CoDominion news from Reuters and Al Jazeera

In Overnight News Digest: Hump Day edition on Daily Kos, I included two stories from Reuters about the Sino-American relationship, which I call The CoDominion.  I'll begin with the official CoDominion, the one involving direct relations between the two countries.

U.S.-China talks cover cyber issues, currency, Chinese reform
By Paul Eckert and Anna Yukhananov
WASHINGTON | Wed Jul 10, 2013 7:01pm EDT
(Reuters) - U.S. officials appealed to China's self-interest on Wednesday with calls for deeper economic reforms including changes to the exchange rate policy and a halt to cyber theft of trade secrets - actions they said would benefit both nations.

Vice President Joe Biden launched the annual U.S.-China Strategic and Economic Dialogue by stressing the shared stakes and responsibility to support the global economy.

"The next steps that China needs to take for its own economy happen to be in the interests of the United States as well," he said as the two-day talks opened in Washington.
The second involves relationships between corporations.  Note that Michigan's Debbie Stabenow has a starring role as part of U.S. government oversight in Smithfield CEO feels Senate heat over sale to China By Doug Palmer.
WASHINGTON | Wed Jul 10, 2013 6:40pm EDT
(Reuters) - U.S. senators sought answers from the head of Smithfield Foods (SFD.N) on Wednesday about whether the proposed sale of the Virginia ham maker to China's largest pork producer could hurt U.S. food safety and raise prices for American consumers.

Although there was no indication Congress would intervene to block the deal, Senate Agriculture Committee Chairman Debbie Stabenow said she was worried that it would undermine the long-term competitiveness of the U.S. pork industry by exporting valuable production techniques to China.

"This is a precedent-setting case and we owe it to consumers, producers and workers to ensure we are asking the right questions and evaluating the long-term implications," the Democrat said at the hearing with Smithfield President and CEO Larry Pope.
Al Jazeera English provides some background on the deal in US meat company awaits for Chinese takeover.

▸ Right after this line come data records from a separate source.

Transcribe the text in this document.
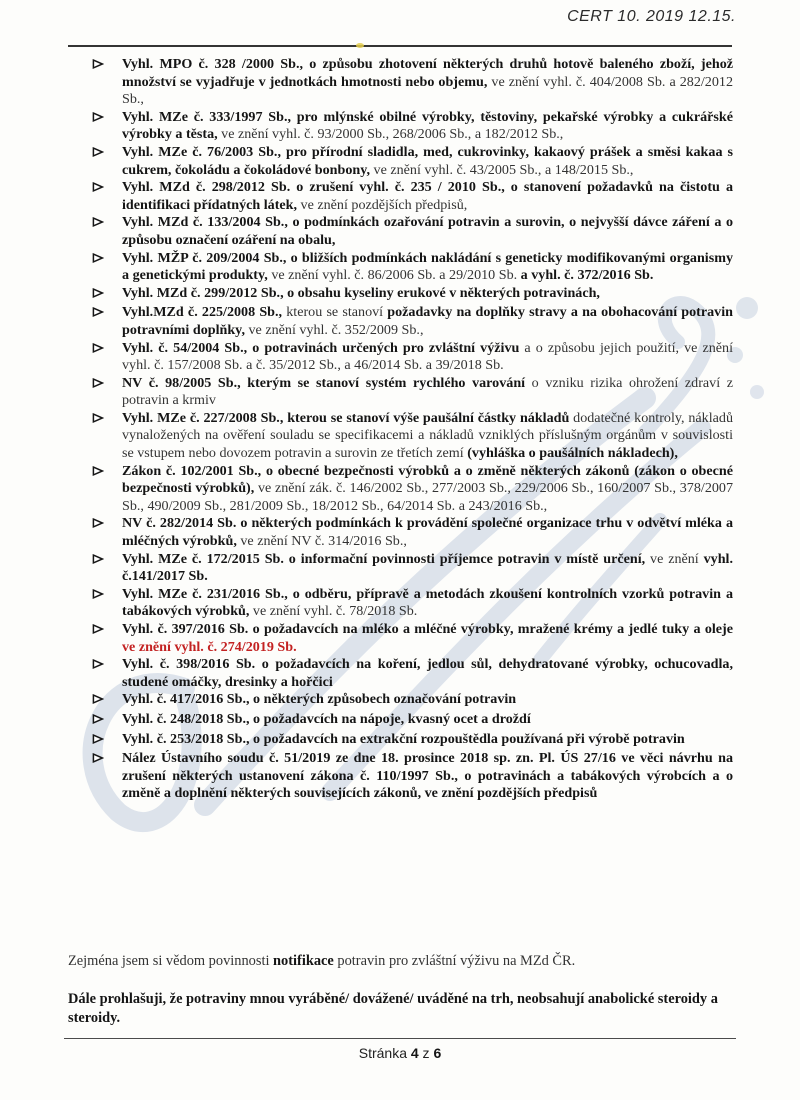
CERT 10. 2019 12.15.
Vyhl. MPO č. 328 /2000 Sb., o způsobu zhotovení některých druhů hotově baleného zboží, jehož množství se vyjadřuje v jednotkách hmotnosti nebo objemu, ve znění vyhl. č. 404/2008 Sb. a 282/2012 Sb.,
Vyhl. MZe č. 333/1997 Sb., pro mlýnské obilné výrobky, těstoviny, pekařské výrobky a cukrářské výrobky a těsta, ve znění vyhl. č. 93/2000 Sb., 268/2006 Sb., a 182/2012 Sb.,
Vyhl. MZe č. 76/2003 Sb., pro přírodní sladidla, med, cukrovinky, kakaový prášek a směsi kakaa s cukrem, čokoládu a čokoládové bonbony, ve znění vyhl. č. 43/2005 Sb., a 148/2015 Sb.,
Vyhl. MZd č. 298/2012 Sb. o zrušení vyhl. č. 235 / 2010 Sb., o stanovení požadavků na čistotu a identifikaci přídatných látek, ve znění pozdějších předpisů,
Vyhl. MZd č. 133/2004 Sb., o podmínkách ozařování potravin a surovin, o nejvyšší dávce záření a o způsobu označení ozáření na obalu,
Vyhl. MŽP č. 209/2004 Sb., o bližších podmínkách nakládání s geneticky modifikovanými organismy a genetickými produkty, ve znění vyhl. č. 86/2006 Sb. a 29/2010 Sb. a vyhl. č. 372/2016 Sb.
Vyhl. MZd č. 299/2012 Sb., o obsahu kyseliny erukové v některých potravinách,
Vyhl.MZd č. 225/2008 Sb., kterou se stanoví požadavky na doplňky stravy a na obohacování potravin potravními doplňky, ve znění vyhl. č. 352/2009 Sb.,
Vyhl. č. 54/2004 Sb., o potravinách určených pro zvláštní výživu a o způsobu jejich použití, ve znění vyhl. č. 157/2008 Sb. a č. 35/2012 Sb., a 46/2014 Sb. a 39/2018 Sb.
NV č. 98/2005 Sb., kterým se stanoví systém rychlého varování o vzniku rizika ohrožení zdraví z potravin a krmiv
Vyhl. MZe č. 227/2008 Sb., kterou se stanoví výše paušální částky nákladů dodatečné kontroly, nákladů vynaložených na ověření souladu se specifikacemi a nákladů vzniklých příslušným orgánům v souvislosti se vstupem nebo dovozem potravin a surovin ze třetích zemí (vyhláška o paušálních nákladech),
Zákon č. 102/2001 Sb., o obecné bezpečnosti výrobků a o změně některých zákonů (zákon o obecné bezpečnosti výrobků), ve znění zák. č. 146/2002 Sb., 277/2003 Sb., 229/2006 Sb., 160/2007 Sb., 378/2007 Sb., 490/2009 Sb., 281/2009 Sb., 18/2012 Sb., 64/2014 Sb. a 243/2016 Sb.,
NV č. 282/2014 Sb. o některých podmínkách k provádění společné organizace trhu v odvětví mléka a mléčných výrobků, ve znění NV č. 314/2016 Sb.,
Vyhl. MZe č. 172/2015 Sb. o informační povinnosti příjemce potravin v místě určení, ve znění vyhl. č.141/2017 Sb.
Vyhl. MZe č. 231/2016 Sb., o odběru, přípravě a metodách zkoušení kontrolních vzorků potravin a tabákových výrobků, ve znění vyhl. č. 78/2018 Sb.
Vyhl. č. 397/2016 Sb. o požadavcích na mléko a mléčné výrobky, mražené krémy a jedlé tuky a oleje ve znění vyhl. č. 274/2019 Sb.
Vyhl. č. 398/2016 Sb. o požadavcích na koření, jedlou sůl, dehydratované výrobky, ochucovadla, studené omáčky, dresinky a hořčici
Vyhl. č. 417/2016 Sb., o některých způsobech označování potravin
Vyhl. č. 248/2018 Sb., o požadavcích na nápoje, kvasný ocet a droždí
Vyhl. č. 253/2018 Sb., o požadavcích na extrakční rozpouštědla používaná při výrobě potravin
Nález Ústavního soudu č. 51/2019 ze dne 18. prosince 2018 sp. zn. Pl. ÚS 27/16 ve věci návrhu na zrušení některých ustanovení zákona č. 110/1997 Sb., o potravinách a tabákových výrobcích a o změně a doplnění některých souvisejících zákonů, ve znění pozdějších předpisů

Zejména jsem si vědom povinnosti notifikace potravin pro zvláštní výživu na MZd ČR.

Dále prohlašuji, že potraviny mnou vyráběné/ dovážené/ uváděné na trh, neobsahují anabolické steroidy a steroidy.

Stránka 4 z 6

The world's largest producer and processor of pork, Smithfield, has agreed to sell to China's biggest meat company.

The deal, which is subject to approval by company stockholders and regulators from both countries, would be the largest purchase of a US company.

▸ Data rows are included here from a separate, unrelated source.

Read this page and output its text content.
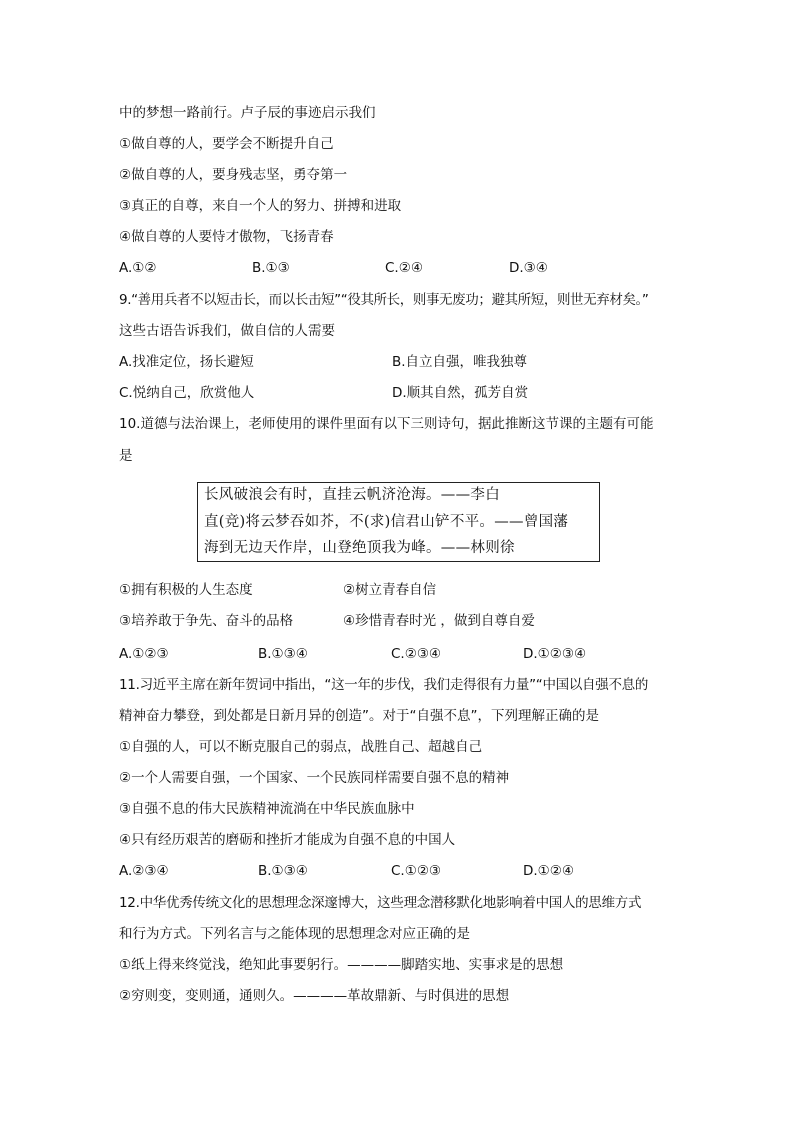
中的梦想一路前行。卢子辰的事迹启示我们
①做自尊的人，要学会不断提升自己
②做自尊的人，要身残志坚，勇夺第一
③真正的自尊，来自一个人的努力、拼搏和进取
④做自尊的人要恃才傲物，飞扬青春
A.①②	B.①③	C.②④	D.③④
9.“善用兵者不以短击长，而以长击短”“役其所长，则事无废功；避其所短，则世无弃材矣。”
这些古语告诉我们，做自信的人需要
A.找准定位，扬长避短	B.自立自强，唯我独尊
C.悦纳自己，欣赏他人	D.顺其自然，孤芳自赏
10.道德与法治课上，老师使用的课件里面有以下三则诗句，据此推断这节课的主题有可能
是
长风破浪会有时，直挂云帆济沧海。——李白
直(竞)将云梦吞如芥，不(求)信君山铲不平。——曾国藩
海到无边天作岸，山登绝顶我为峰。——林则徐
①拥有积极的人生态度	②树立青春自信
③培养敢于争先、奋斗的品格	④珍惜青春时光 ，做到自尊自爱
A.①②③	B.①③④	C.②③④	D.①②③④
11.习近平主席在新年贺词中指出，“这一年的步伐，我们走得很有力量”“中国以自强不息的
精神奋力攀登，到处都是日新月异的创造”。对于“自强不息”，下列理解正确的是
①自强的人，可以不断克服自己的弱点，战胜自己、超越自己
②一个人需要自强，一个国家、一个民族同样需要自强不息的精神
③自强不息的伟大民族精神流淌在中华民族血脉中
④只有经历艰苦的磨砺和挫折才能成为自强不息的中国人
A.②③④	B.①③④	C.①②③	D.①②④
12.中华优秀传统文化的思想理念深邃博大，这些理念潜移默化地影响着中国人的思维方式
和行为方式。下列名言与之能体现的思想理念对应正确的是
①纸上得来终觉浅，绝知此事要躬行。————脚踏实地、实事求是的思想
②穷则变，变则通，通则久。————革故鼎新、与时俱进的思想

Residents and workers of Smithfield, in the US state of Virginia, are keeping a wait-and-see attitude towards the $4.7bn possible deal by the Chinese company, Shuanghuai International Holdings.

Al Jazeera's Tom Ackerman reports from Smithfield.
I have another stake in this story besides my interest in Sino-American relations.  Smithfield happens to be one of the subjects of the movie Food, Inc., and I ask two questions about the company in my worksheet on the film.
21. What ethical effects does he think the treatment of pigs as “a pile of protoplasmic material” would have on the treatment of people and other countries?

22.Does the portrayal of the working and living conditions of the Smithfield meatpackers support the opinion of the owner of Polyface Farms that you described in question 21?
I'd like to think that Chinese management might improve working conditions at Smithfield.  I have my doubts that it will.